Regardless of the purpose of your Drupal site, it is important that the site be reliably available and performant for your users. For those of us with limited resources at our disposal it isn’t feasible to scale up hardware indefinitely.
Thankfully, Drupal provides us with a number of tools in core, and even more in the contrib community, that make caching accessible to even the least technical amongst us. Let’s walk through the basics of the Drupal cache and discuss the importance of properly configuring cache with the goal of avoiding common missteps.
Anatomy of a web request
Let’s say you have a Drupal site, freshly minted from the most recent release of Drupal core, and you’ve built out a basic site with content, users, and a theme.
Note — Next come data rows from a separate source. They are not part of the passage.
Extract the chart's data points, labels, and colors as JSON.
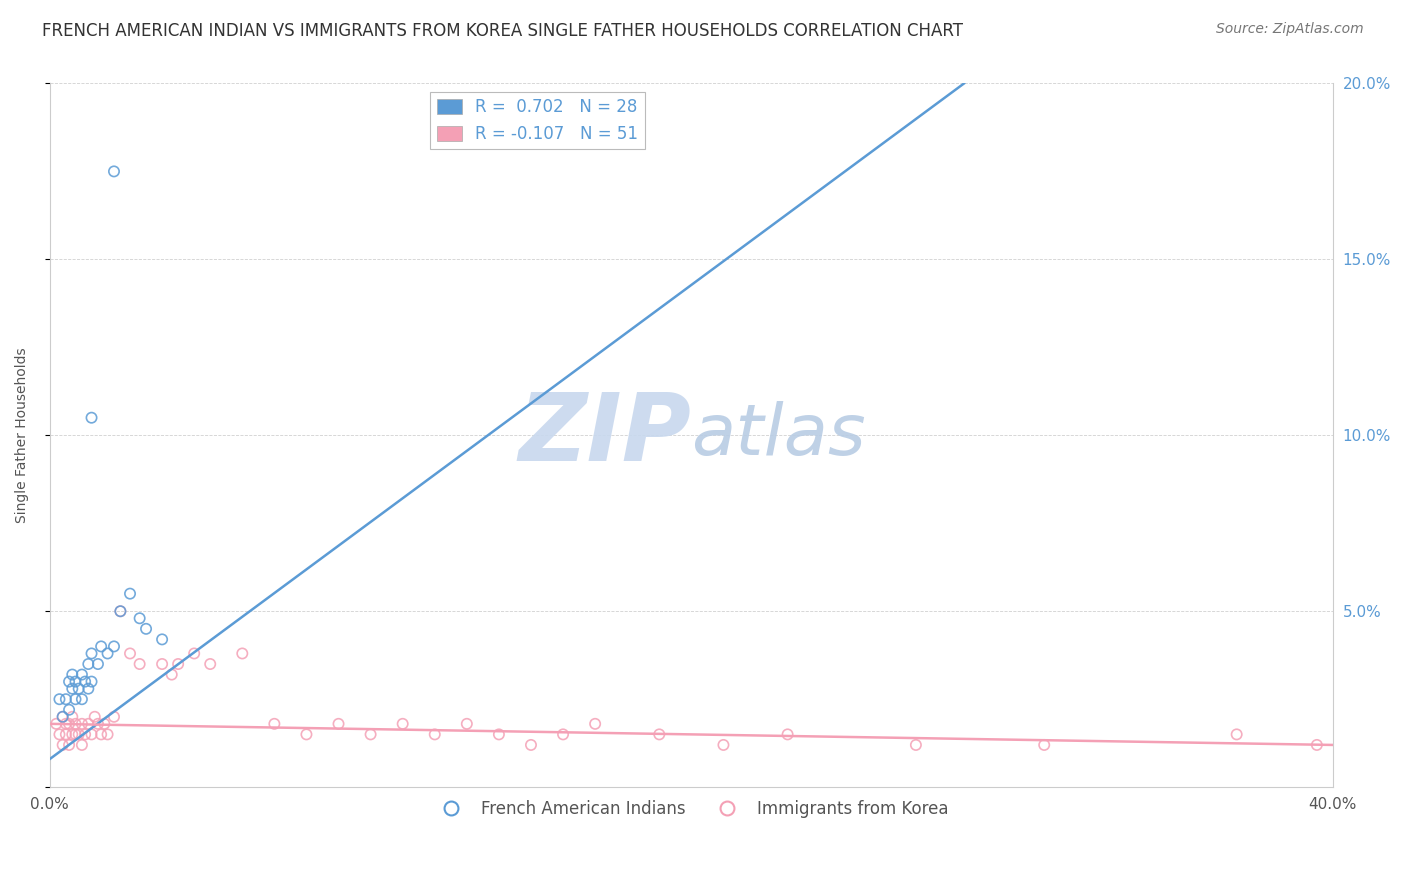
{
  "title": "FRENCH AMERICAN INDIAN VS IMMIGRANTS FROM KOREA SINGLE FATHER HOUSEHOLDS CORRELATION CHART",
  "source": "Source: ZipAtlas.com",
  "ylabel": "Single Father Households",
  "xlim": [
    0.0,
    0.4
  ],
  "ylim": [
    0.0,
    0.2
  ],
  "xticks": [
    0.0,
    0.1,
    0.2,
    0.3,
    0.4
  ],
  "xticklabels": [
    "0.0%",
    "",
    "",
    "",
    "40.0%"
  ],
  "yticks": [
    0.0,
    0.05,
    0.1,
    0.15,
    0.2
  ],
  "right_yticklabels": [
    "",
    "5.0%",
    "10.0%",
    "15.0%",
    "20.0%"
  ],
  "legend1_label": "R =  0.702   N = 28",
  "legend2_label": "R = -0.107   N = 51",
  "blue_color": "#5b9bd5",
  "pink_color": "#f4a0b5",
  "blue_scatter": [
    [
      0.003,
      0.025
    ],
    [
      0.004,
      0.02
    ],
    [
      0.005,
      0.025
    ],
    [
      0.006,
      0.022
    ],
    [
      0.006,
      0.03
    ],
    [
      0.007,
      0.028
    ],
    [
      0.007,
      0.032
    ],
    [
      0.008,
      0.025
    ],
    [
      0.008,
      0.03
    ],
    [
      0.009,
      0.028
    ],
    [
      0.01,
      0.025
    ],
    [
      0.01,
      0.032
    ],
    [
      0.011,
      0.03
    ],
    [
      0.012,
      0.028
    ],
    [
      0.012,
      0.035
    ],
    [
      0.013,
      0.03
    ],
    [
      0.013,
      0.038
    ],
    [
      0.015,
      0.035
    ],
    [
      0.016,
      0.04
    ],
    [
      0.018,
      0.038
    ],
    [
      0.02,
      0.04
    ],
    [
      0.022,
      0.05
    ],
    [
      0.013,
      0.105
    ],
    [
      0.02,
      0.175
    ],
    [
      0.025,
      0.055
    ],
    [
      0.028,
      0.048
    ],
    [
      0.03,
      0.045
    ],
    [
      0.035,
      0.042
    ]
  ],
  "pink_scatter": [
    [
      0.002,
      0.018
    ],
    [
      0.003,
      0.015
    ],
    [
      0.004,
      0.012
    ],
    [
      0.004,
      0.02
    ],
    [
      0.005,
      0.018
    ],
    [
      0.005,
      0.015
    ],
    [
      0.006,
      0.018
    ],
    [
      0.006,
      0.012
    ],
    [
      0.007,
      0.015
    ],
    [
      0.007,
      0.02
    ],
    [
      0.008,
      0.015
    ],
    [
      0.008,
      0.018
    ],
    [
      0.009,
      0.015
    ],
    [
      0.01,
      0.018
    ],
    [
      0.01,
      0.012
    ],
    [
      0.011,
      0.015
    ],
    [
      0.012,
      0.018
    ],
    [
      0.013,
      0.015
    ],
    [
      0.014,
      0.02
    ],
    [
      0.015,
      0.018
    ],
    [
      0.016,
      0.015
    ],
    [
      0.017,
      0.018
    ],
    [
      0.018,
      0.015
    ],
    [
      0.02,
      0.02
    ],
    [
      0.022,
      0.05
    ],
    [
      0.025,
      0.038
    ],
    [
      0.028,
      0.035
    ],
    [
      0.035,
      0.035
    ],
    [
      0.038,
      0.032
    ],
    [
      0.04,
      0.035
    ],
    [
      0.045,
      0.038
    ],
    [
      0.05,
      0.035
    ],
    [
      0.06,
      0.038
    ],
    [
      0.07,
      0.018
    ],
    [
      0.08,
      0.015
    ],
    [
      0.09,
      0.018
    ],
    [
      0.1,
      0.015
    ],
    [
      0.11,
      0.018
    ],
    [
      0.12,
      0.015
    ],
    [
      0.13,
      0.018
    ],
    [
      0.14,
      0.015
    ],
    [
      0.15,
      0.012
    ],
    [
      0.16,
      0.015
    ],
    [
      0.17,
      0.018
    ],
    [
      0.19,
      0.015
    ],
    [
      0.21,
      0.012
    ],
    [
      0.23,
      0.015
    ],
    [
      0.27,
      0.012
    ],
    [
      0.31,
      0.012
    ],
    [
      0.37,
      0.015
    ],
    [
      0.395,
      0.012
    ]
  ],
  "blue_line_x": [
    0.0,
    0.285
  ],
  "blue_line_y": [
    0.008,
    0.2
  ],
  "pink_line_x": [
    0.0,
    0.4
  ],
  "pink_line_y": [
    0.018,
    0.012
  ],
  "watermark_ZIP": "ZIP",
  "watermark_atlas": "atlas",
  "title_fontsize": 12,
  "axis_tick_fontsize": 11,
  "legend_fontsize": 12,
  "marker_size": 55
}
When someone visits that site there are a number of things Drupal needs to do in order to deliver a response to that user. It is important to keep in mind that Drupal builds pages dynamically, which gives you great flexibility when customizing sections of your site based off of path, user roles, product categories, or any other criteria.
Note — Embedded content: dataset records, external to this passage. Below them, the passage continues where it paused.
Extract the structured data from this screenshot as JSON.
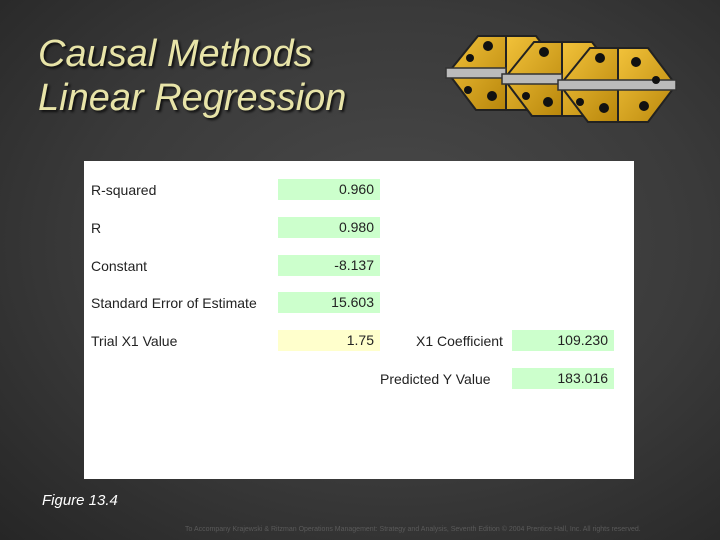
{
  "title": {
    "line1": "Causal Methods",
    "line2": "Linear Regression"
  },
  "colors": {
    "title": "#e8e4a8",
    "hinge": "#d4a017",
    "output_cell": "#ccffcc",
    "input_cell": "#ffffcc"
  },
  "icons": [
    "hinge-icon",
    "hinge-icon",
    "hinge-icon"
  ],
  "stats": {
    "r_squared": {
      "label": "R-squared",
      "value": "0.960"
    },
    "r": {
      "label": "R",
      "value": "0.980"
    },
    "constant": {
      "label": "Constant",
      "value": "-8.137"
    },
    "std_error": {
      "label": "Standard Error of Estimate",
      "value": "15.603"
    },
    "trial_x1": {
      "label": "Trial X1 Value",
      "value": "1.75"
    },
    "x1_coefficient": {
      "label": "X1 Coefficient",
      "value": "109.230"
    },
    "predicted_y": {
      "label": "Predicted Y Value",
      "value": "183.016"
    }
  },
  "figure_caption": "Figure 13.4",
  "footer": "To Accompany Krajewski & Ritzman Operations Management: Strategy and Analysis, Seventh Edition © 2004 Prentice Hall, Inc. All rights reserved."
}
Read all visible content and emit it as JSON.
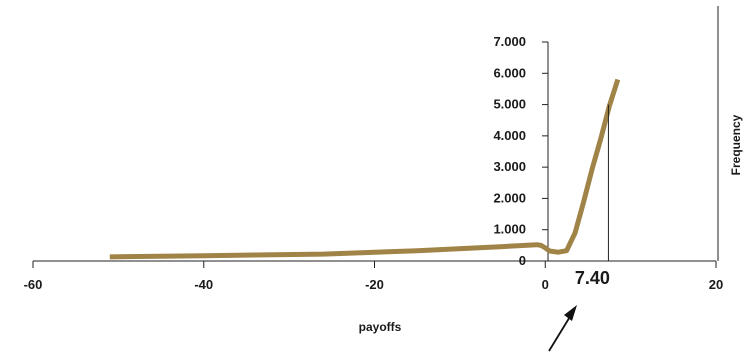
{
  "chart_data": {
    "type": "line",
    "xlabel": "payoffs",
    "ylabel": "Frequency",
    "xlim": [
      -60,
      20
    ],
    "ylim": [
      0,
      7000
    ],
    "x_ticks": [
      -60,
      -40,
      -20,
      0,
      20
    ],
    "x_tick_labels": [
      "-60",
      "-40",
      "-20",
      "0",
      "20"
    ],
    "y_ticks": [
      0,
      1000,
      2000,
      3000,
      4000,
      5000,
      6000,
      7000
    ],
    "y_tick_labels": [
      "0",
      "1.000",
      "2.000",
      "3.000",
      "4.000",
      "5.000",
      "6.000",
      "7.000"
    ],
    "grid": false,
    "series": [
      {
        "color": "#a08447",
        "x": [
          -51,
          -40,
          -26,
          -15,
          -5,
          -1,
          -0.5,
          0,
          0.5,
          1.5,
          2.5,
          3.5,
          4.5,
          5.5,
          6.5,
          7.5,
          8.5
        ],
        "y": [
          130,
          170,
          220,
          330,
          460,
          520,
          500,
          420,
          320,
          280,
          330,
          900,
          1900,
          2950,
          3900,
          4950,
          5800
        ]
      }
    ],
    "annotations": [
      {
        "label": "7.40",
        "x": 7.4,
        "line_top": 5000,
        "arrow": true
      }
    ]
  }
}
That customization comes a cost, however, because Drupal has to make calls to the database and use server memory to execute PHP functions. There is, of course, a limit to the number of concurrent PHP processes a server can run at any given time, and this is the most common bottleneck in uncached Drupal performance. When PHP processes are tied up it means that Apache must hold a request and wait for a process to become free; this will result in the server’s CPU warming up as it waits on other services. Eventually, when the queues for these services are too busy requests will time out, which is what we want to avoid.
So, how do we avoid a rush on PHP processes if Drupal needs those resources to build pages? The first thing we should do is enable page caching to prevent Drupal from doing the same work twice, or two hundred times. Going back to the example above, when a user types example.com into a browser the process to deliver a page to that user looks like this:
- DNS server routes the request to your hosting provider.
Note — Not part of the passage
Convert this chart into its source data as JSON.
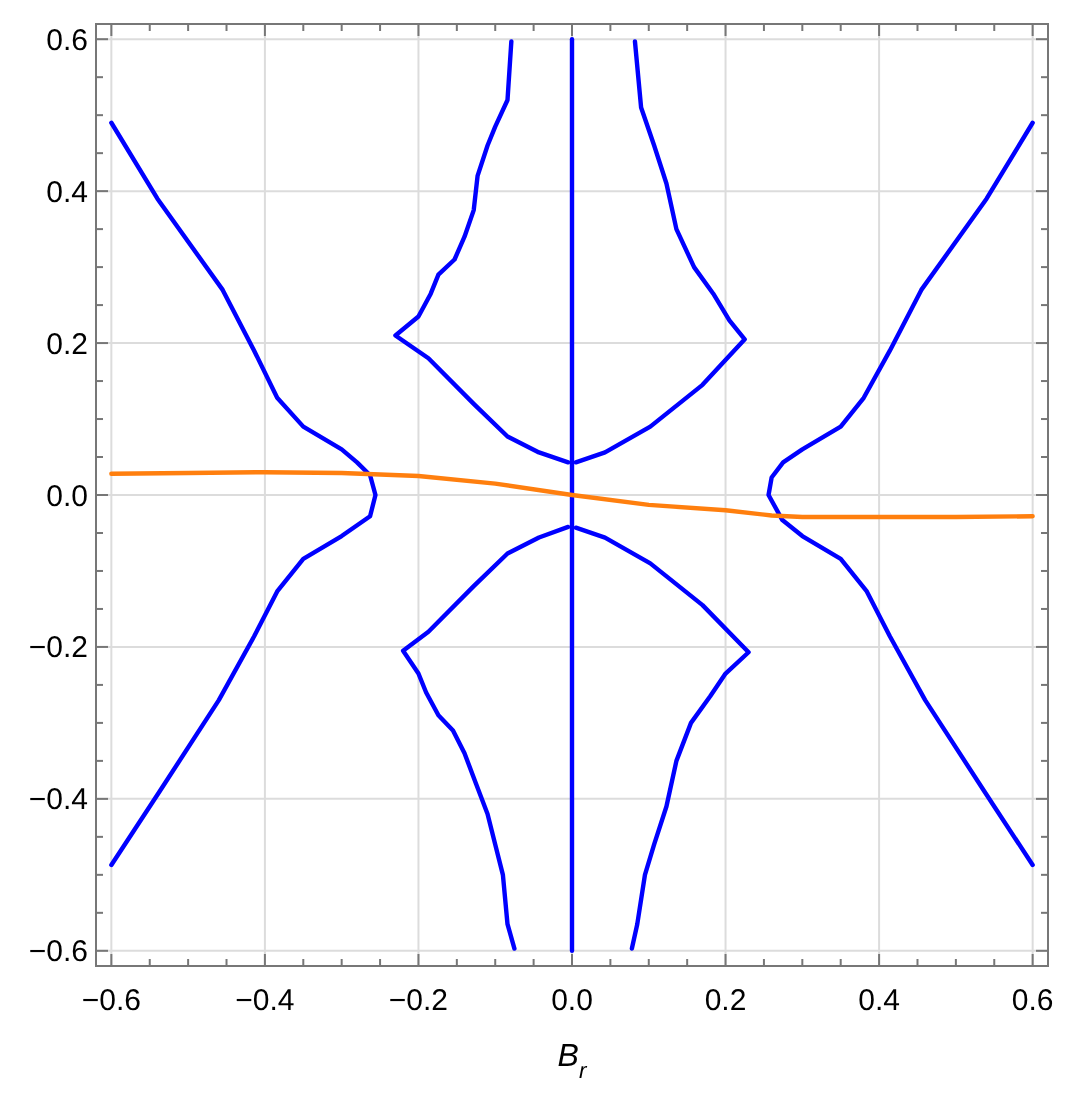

- Drupal receives the request for example.com and boots up.
- Drupal connects to its database to pull together all of the elements of that page.
- PHP code turns the query results into an object which is passed to the theme engine.
- A themed page is rendered and delivered to the user.
Now, that’s a very simplified workflow, but it gives you an idea of what Drupal is doing in broad strokes. With our currently uncached site this workflow must be stepped through for every single request, even if two users make the exact same request, which is where caching can help us reduce the load on server resources.
Starting from scratch with Drupal cache
Let’s lay out a scenario where an uncached Drupal site can be optimized, so redundant requests aren’t sent to origin (Apache, PHP, MySQL). We’ll start with enabling Drupal core’s cache settings which are located at Administration > Configuration > Performance > Development > Performance. Here you’ll see a number of options in Drupal 7, while the Drupal 8 version of this page is a bit more straightforward.
In Drupal 7 you’ll see an option to first enable page caching for anonymous user, an option to enable caching of blocks, and then fields to set the lifetime of cached items. Each site will have its own requirements around what TTLs (time to live settings) work best given your use case, but let’s start with caching enabled and a 5 minute setting for “Expiration of cached page.” This configuration will mean that when a request is made for a uncached page (like in the scenario above), once the page is rendered a static copy will be stored in MySQL so that subsequent requests for that page, for the next 5 minutes, will be served the static copy rather than having Drupal query, build, and render a new dynamic copy. This will result in far fewer requests to origin until the TTL of the cached page expires. After the 5 minute cache TTL expires, the next request made will go to origin and a new static copy will be stored in cache.
In Drupal 8 core caching options have been streamlined and there are fewer options needed in order to achieve the same results. You’ll now see a “Page cache maximum age” option in Drupal 8 that takes the place of the oft confusing TTL options in Drupal 7. Anonymous caching is on by default so a checkbox is no longer needed. Similarly, block caching architecture was changed for Drupal 8 and blocks now use the same caching system as pages, so there’s no need for added settings there.
The last options on the cache settings page for both Drupal 7 and 8 are the aggregation toggles for JS and CSS files. Enabling both settings are recommended as this can reduce the number of calls made for individual assets and can result in smaller file sizes through optimization that takes place during aggregation and caching.
Beyond Drupal Core
Now that we’ve discussed basic cache configuration for Drupal we should look at further optimizations to make our applications scale much further. Continuing the scenario we were using above, the current limitation with scaling core caching is the database layer. Because Drupal’s cache is written to the database, there’s still a requirement that the database have capacity to handle any administrative load (creating nodes, configuring Views, enabling modules, etc.) in addition to reading, writing, and updating cached objects. Therefore, our goal should be to move Drupal’s cache out of the database and into an external service. To take it a step even further, we should look at other tools and systems to leverage as proxy caching layers to further optimize responses for the majority of visitors.
Each of those next steps is worthy of an extensive discussion itself, which we’ll plan on addressing in a follow up article.